Early last year he caught a child stealing a bag of potato chips, and his wife lightly hit the child in trying to keep her from running out the door. A large crowd of neighborhood people came to his store afterwards and protested his wife's action.
Fearful that the crowd was getting out of hand, he called the police, but the results were not what he expected: Rather than the child being punished, his wife was charged with assaulting her and had to go to court.
There, because she speaks English poorly, his wife had a hard time, he said. "And the judge believed the child that she wasn't stealing," Choung says wonderingly. "They put my wife on probation, and had to pay a fine."
That sort of thing had played a part in convincing Choung he should eventually get out of the grocery business.

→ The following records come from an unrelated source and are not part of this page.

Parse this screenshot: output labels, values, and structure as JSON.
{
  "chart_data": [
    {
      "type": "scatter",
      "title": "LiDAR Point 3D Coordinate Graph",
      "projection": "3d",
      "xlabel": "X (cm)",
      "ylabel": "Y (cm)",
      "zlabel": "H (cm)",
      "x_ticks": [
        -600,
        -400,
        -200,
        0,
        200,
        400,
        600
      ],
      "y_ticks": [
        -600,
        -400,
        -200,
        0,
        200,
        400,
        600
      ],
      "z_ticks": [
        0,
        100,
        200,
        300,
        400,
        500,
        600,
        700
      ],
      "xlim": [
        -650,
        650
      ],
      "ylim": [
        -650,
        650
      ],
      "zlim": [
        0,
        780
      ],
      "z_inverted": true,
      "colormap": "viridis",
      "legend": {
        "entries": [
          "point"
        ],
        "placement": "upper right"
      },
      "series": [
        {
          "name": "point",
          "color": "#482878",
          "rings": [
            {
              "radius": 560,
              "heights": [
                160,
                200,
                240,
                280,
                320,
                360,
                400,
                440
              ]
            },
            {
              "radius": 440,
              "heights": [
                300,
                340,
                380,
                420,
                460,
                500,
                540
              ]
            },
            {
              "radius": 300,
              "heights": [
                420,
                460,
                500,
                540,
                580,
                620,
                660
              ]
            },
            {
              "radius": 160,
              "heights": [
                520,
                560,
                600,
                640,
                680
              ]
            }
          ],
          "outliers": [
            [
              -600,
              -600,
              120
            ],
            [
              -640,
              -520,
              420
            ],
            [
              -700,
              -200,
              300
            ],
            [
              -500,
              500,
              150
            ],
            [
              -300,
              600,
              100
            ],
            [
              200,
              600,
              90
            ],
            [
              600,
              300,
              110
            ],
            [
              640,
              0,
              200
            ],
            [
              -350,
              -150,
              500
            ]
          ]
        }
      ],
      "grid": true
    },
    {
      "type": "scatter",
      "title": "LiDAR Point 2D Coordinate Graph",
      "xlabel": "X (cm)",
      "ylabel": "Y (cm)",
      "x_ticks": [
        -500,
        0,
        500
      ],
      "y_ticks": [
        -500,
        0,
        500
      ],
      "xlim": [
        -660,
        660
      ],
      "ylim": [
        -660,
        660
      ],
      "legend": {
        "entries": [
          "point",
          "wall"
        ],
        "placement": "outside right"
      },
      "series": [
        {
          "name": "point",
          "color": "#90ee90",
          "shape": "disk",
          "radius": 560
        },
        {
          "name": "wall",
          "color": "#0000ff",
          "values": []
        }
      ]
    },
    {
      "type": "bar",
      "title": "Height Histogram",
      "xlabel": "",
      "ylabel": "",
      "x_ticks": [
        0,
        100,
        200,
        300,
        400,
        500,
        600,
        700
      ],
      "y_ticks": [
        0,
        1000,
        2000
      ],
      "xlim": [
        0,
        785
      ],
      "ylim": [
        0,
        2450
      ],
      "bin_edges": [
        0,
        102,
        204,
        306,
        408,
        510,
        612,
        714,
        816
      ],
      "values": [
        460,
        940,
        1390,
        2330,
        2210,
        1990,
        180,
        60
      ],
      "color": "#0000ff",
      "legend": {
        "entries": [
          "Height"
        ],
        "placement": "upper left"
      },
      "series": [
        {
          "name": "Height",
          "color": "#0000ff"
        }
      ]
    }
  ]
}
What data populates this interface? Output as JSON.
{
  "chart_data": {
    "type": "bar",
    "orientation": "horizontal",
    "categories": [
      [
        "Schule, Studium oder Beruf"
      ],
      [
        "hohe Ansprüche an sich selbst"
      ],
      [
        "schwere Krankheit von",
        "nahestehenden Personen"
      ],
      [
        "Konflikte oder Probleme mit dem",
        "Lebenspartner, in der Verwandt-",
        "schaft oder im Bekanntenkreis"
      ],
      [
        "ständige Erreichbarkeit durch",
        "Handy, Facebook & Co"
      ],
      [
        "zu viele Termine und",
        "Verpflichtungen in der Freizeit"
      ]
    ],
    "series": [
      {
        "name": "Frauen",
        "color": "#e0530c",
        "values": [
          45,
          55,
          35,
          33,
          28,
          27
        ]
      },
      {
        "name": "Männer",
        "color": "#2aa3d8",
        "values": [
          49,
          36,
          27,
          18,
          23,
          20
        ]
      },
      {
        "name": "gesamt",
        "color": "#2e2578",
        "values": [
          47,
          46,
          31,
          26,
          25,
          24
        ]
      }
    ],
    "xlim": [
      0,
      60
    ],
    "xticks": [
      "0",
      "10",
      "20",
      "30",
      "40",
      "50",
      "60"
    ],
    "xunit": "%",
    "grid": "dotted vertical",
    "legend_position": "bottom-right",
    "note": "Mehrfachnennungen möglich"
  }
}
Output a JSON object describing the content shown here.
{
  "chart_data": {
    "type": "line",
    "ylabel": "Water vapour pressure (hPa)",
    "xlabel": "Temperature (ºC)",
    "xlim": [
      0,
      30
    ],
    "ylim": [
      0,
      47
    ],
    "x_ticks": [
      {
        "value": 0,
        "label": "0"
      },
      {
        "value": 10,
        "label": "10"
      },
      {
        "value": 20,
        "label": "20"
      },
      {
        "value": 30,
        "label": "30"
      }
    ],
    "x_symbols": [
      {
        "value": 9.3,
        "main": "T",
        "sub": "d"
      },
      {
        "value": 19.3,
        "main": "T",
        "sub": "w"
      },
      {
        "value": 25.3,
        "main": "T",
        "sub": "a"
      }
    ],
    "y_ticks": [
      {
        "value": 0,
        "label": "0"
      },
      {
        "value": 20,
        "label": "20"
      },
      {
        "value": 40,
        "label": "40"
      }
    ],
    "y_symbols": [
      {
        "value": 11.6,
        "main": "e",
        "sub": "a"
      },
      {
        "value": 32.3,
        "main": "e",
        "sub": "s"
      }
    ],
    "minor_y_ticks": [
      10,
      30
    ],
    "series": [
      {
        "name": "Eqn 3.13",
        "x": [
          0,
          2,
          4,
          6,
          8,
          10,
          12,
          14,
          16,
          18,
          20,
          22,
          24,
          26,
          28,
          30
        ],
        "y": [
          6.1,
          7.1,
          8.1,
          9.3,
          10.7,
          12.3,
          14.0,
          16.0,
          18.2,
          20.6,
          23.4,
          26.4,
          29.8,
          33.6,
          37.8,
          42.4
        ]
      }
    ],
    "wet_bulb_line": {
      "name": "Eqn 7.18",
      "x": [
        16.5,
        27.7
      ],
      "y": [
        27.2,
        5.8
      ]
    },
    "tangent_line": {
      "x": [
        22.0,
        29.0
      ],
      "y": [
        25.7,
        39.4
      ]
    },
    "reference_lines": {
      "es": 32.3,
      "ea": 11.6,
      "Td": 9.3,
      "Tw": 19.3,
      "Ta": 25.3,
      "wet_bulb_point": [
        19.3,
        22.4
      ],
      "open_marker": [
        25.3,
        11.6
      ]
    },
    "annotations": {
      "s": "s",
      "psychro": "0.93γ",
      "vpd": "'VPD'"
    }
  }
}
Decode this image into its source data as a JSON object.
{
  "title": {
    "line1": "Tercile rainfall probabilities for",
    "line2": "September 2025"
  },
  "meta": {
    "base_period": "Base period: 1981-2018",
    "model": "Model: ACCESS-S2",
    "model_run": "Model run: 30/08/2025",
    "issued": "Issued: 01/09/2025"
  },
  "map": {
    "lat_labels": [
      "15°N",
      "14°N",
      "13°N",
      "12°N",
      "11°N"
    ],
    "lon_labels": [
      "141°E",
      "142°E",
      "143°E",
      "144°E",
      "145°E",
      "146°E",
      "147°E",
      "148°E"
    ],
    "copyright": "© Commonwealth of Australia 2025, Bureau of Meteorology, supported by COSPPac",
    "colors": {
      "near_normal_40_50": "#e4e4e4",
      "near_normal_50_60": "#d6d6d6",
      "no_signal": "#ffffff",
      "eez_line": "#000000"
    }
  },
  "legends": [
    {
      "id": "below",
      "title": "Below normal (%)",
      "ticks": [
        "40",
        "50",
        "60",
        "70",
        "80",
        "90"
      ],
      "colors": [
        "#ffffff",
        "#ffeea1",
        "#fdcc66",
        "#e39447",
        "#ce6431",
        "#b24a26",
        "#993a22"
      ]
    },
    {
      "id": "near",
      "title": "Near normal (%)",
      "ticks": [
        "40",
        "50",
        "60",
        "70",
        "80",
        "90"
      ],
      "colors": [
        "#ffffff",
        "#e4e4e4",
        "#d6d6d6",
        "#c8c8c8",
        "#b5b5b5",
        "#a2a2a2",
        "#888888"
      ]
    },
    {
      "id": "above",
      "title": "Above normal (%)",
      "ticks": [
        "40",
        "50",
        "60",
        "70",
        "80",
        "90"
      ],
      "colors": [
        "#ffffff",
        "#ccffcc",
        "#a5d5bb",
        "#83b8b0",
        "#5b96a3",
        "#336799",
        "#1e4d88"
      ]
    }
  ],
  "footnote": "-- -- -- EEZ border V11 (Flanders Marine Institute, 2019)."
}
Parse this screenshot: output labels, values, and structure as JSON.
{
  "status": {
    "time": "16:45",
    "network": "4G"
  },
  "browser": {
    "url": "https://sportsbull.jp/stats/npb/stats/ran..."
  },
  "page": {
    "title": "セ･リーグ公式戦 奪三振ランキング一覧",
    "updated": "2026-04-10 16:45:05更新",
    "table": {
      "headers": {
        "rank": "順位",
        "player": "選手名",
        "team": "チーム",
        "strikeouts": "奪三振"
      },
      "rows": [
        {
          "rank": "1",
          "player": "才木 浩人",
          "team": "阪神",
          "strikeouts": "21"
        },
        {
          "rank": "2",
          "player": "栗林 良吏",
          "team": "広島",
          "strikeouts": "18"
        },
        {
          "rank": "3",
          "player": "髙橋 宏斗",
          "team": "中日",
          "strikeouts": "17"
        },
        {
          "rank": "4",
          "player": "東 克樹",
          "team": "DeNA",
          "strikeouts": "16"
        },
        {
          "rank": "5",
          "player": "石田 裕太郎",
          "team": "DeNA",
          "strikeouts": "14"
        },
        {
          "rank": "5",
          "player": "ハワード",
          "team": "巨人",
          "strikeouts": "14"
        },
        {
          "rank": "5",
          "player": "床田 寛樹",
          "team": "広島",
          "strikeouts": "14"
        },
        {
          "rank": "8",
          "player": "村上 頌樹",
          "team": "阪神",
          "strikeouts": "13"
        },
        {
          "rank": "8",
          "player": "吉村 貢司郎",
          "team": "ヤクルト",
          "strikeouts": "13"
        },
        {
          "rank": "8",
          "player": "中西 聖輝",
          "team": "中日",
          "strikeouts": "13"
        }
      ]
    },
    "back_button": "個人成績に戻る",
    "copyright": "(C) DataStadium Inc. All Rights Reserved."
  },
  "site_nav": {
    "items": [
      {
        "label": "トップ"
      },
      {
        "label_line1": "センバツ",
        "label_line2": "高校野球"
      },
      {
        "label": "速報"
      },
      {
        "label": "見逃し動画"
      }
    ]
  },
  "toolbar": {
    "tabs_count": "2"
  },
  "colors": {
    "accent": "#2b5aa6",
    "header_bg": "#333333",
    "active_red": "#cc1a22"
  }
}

Some of those who stay in the business take extraorinary steps to protect themselves. The Yu-Jin Market in Baltimore prepared for the worst by transforming a neighborhood grocery store into a fortress.
An iron gate covers the door. The windows are boarded up. A sheet of bullet proof glass separates the entryway from the main part of the store, requiring customers to give their orders to the store owners through the glass.
The items are then passed out through a small window, also made of bullet proof glass. It is possible for the transaction to take place without any real contact between the customer and the merchant.
Another Korean couple, Kun T. and Myung W. Chon, has owned a grocery store in northeast Baltimore for two and a half years and were robbed for the first time early last year. After that they got a guard dog. And now, since the O murder, they too have decided to get a bullet-proof protective window.
Their life here, they say, is much harder than it was in Korea. There Chon worked as an equipment engineer, and they owned a large house. Mrs. Chon did not have to work and had two housemaids.
Now Mrs. Chon works 16 hours a day in the store with her husband, and they and their children live above the store in a four-room apartment.
Despite, the difficulties and the fear of crime, they still think they made the right move in coming here, Chon said, because "here we can make the children a better life."
The store-owners' concern for their children's future is typical of Korean immigrants here, says Dr. Keun Ho Yu, a psychiatrist and member of the board of the Korean Society of Greater Baltimore. He theorizes that their attempts to move up quickly in American life and their willingness to take chances to make a good living cause them to be victimized more than they might otherwise be.
Perhaps because Koreans seem to move rapidly from one class ot another, first simply being wage-earners, them store-owners, "there may be some element of jealously, even perceived competition" on the part of blacks in the neighborhoods they move into, he explains. "And because Koreans are very foreign to the American way of life, they may also be seen as vulnerable individuals," he says.
In the meantime, though, Koreans are continuing their movement upward in American society. Jong Chang, president of the Korean Businessmen's Association in Baltimore, may represent this movement toward the American dream as well as anyone.
He came here in 1969 with only $100 in his pocket, he says. He and his wife worked hard, first with a variety of jobs, then with their own Oriental-food grocery store. They scrimped and saved, moved on to other ventures, and today own not only a grocery store, but a gas station and travel agency with branches in Washington and New York. They live in a $100,000 home, he says, and drive a Cadillac.
"Koreans who come here want to establish a good life for their children, the second generation," says Chang. "They're like any other immigrant group that comes here."